In summary, these proceedings, for the first time, bring together a diverse range of literature relevant to research into the prevention of schizophrenia in a comprehensive and integrated manner. The theme may seem almost futuristic to those workers trying to provide timely optimal treatment to patients with advanced disease. The Scientific Committee hope that these proceedings will stimulate research that will, in time, allow those workers to spend increasing amounts of time in a preventive mode. The fact is that there are severe limits to the amount of disability that can be prevented by early intervention after the onset of psychosis. The World Health Organization's Determinants of Outcome Study demonstrated that early course accounts for no more than one-third of the variance of measured long-term disability [4]. Perhaps one of the reasons for this limitation is that, on average, disabling, non-psychotic symptoms have their onset at least 5 years before most patients are seen [5],[6]. Even if the diagnostic accuracy of the best risk factor assessment protocol is not sufficient to warrant intervention preclinically, such assessments may create the opportunity to identify adolescents early in this very long, prepsychotic deteriorative stage, possibly increasing the power of early intervention strategies [7].
The Scientific Committee formed the opinion that we must prepare for success. Let us make the assumption that within 10 years, a range of susceptibility genes for schizophrenia have been identified (the first locus may have already been found [8]). How will the decision be made to intervene in people carrying susceptibility genes? The committee's view is that only via immediate research into the assessment procedures described herein will we be prepared to effectively identify early phenotypic expression and developmental precursors. And only by identifying these will we be able to give informed advice concerning intervention to individuals genetically predisposed, and have the capacity to monitor the impact of preventive intervention.
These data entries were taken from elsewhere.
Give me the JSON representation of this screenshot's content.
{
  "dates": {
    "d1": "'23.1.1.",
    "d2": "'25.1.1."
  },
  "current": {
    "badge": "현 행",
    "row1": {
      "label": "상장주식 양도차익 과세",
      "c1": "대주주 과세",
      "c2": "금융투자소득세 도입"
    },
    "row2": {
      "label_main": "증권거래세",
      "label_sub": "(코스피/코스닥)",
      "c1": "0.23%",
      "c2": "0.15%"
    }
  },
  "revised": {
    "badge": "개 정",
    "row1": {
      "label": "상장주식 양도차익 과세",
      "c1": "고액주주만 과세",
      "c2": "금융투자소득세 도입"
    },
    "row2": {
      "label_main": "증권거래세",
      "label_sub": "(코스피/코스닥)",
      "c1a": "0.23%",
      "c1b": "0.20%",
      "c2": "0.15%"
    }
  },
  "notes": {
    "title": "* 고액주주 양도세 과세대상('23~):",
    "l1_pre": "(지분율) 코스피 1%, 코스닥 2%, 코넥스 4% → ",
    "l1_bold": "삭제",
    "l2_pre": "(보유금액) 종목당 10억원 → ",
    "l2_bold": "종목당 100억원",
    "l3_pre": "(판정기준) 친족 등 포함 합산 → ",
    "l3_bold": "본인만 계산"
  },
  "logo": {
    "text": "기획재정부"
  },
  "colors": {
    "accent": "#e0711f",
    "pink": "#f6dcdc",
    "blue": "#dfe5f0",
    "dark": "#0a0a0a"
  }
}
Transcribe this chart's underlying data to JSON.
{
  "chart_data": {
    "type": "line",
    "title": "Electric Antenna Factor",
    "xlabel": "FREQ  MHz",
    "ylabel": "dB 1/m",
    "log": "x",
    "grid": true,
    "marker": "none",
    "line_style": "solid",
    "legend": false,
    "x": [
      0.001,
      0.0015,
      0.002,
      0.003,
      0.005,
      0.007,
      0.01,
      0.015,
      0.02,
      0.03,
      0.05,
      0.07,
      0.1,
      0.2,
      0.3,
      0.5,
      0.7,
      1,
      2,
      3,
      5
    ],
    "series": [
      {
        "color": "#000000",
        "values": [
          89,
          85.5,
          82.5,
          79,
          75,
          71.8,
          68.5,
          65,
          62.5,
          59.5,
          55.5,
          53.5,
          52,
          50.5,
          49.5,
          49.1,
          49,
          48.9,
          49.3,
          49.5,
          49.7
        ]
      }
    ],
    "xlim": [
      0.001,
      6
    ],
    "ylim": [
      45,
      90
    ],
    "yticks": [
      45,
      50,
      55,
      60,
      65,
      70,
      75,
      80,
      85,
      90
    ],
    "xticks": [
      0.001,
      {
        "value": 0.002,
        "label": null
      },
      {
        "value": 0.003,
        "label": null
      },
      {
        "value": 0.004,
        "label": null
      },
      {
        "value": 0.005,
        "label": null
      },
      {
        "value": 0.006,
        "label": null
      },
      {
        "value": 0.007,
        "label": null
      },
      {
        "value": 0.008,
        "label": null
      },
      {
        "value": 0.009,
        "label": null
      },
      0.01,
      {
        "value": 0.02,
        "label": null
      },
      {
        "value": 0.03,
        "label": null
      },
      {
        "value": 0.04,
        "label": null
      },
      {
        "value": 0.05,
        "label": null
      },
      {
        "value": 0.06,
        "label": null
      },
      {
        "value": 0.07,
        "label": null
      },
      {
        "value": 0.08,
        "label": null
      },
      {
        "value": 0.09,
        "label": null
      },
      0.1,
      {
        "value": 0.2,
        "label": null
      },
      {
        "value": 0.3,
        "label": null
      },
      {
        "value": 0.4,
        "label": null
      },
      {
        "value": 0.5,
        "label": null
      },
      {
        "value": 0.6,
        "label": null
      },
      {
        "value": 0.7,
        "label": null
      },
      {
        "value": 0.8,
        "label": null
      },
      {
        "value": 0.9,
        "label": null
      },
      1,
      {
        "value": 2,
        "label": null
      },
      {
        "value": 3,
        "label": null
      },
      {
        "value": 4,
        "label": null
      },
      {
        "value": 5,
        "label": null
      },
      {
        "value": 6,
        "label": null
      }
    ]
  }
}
The editors would like to thank the Scientific Program Committee (Assoc. Prof. Scott Clark, Prof. Mark Harris, Dr Maryanne O'Donnell, Dr Alan Rosen, Dr Brian O'Toole and Dr Stanley Catts), the speakers at the conference, the sponsors (South Western Sydney Area Health Service, New South Wales Centre for Mental Health, Janssen-Cilag, Eli Lilly, Pfizer, Novartis and Lundbeck), our advertisers (South Western Sydney Area Health Service, Janssen-Cilag, Eli Lilly, Pfizer, Novartis, Lundbeck and AstraZeneca), Ms Susan Daly and Ms Barbara Liebert.
Our host organisation, the Neuroscience Institute of Schizophrenia and Allied Disorders (NISAD), views the conference and these proceedings as but one of the first steps in the contribution of NISAD to finding the causes of schizophrenia and, ultimately, the means for its prevention.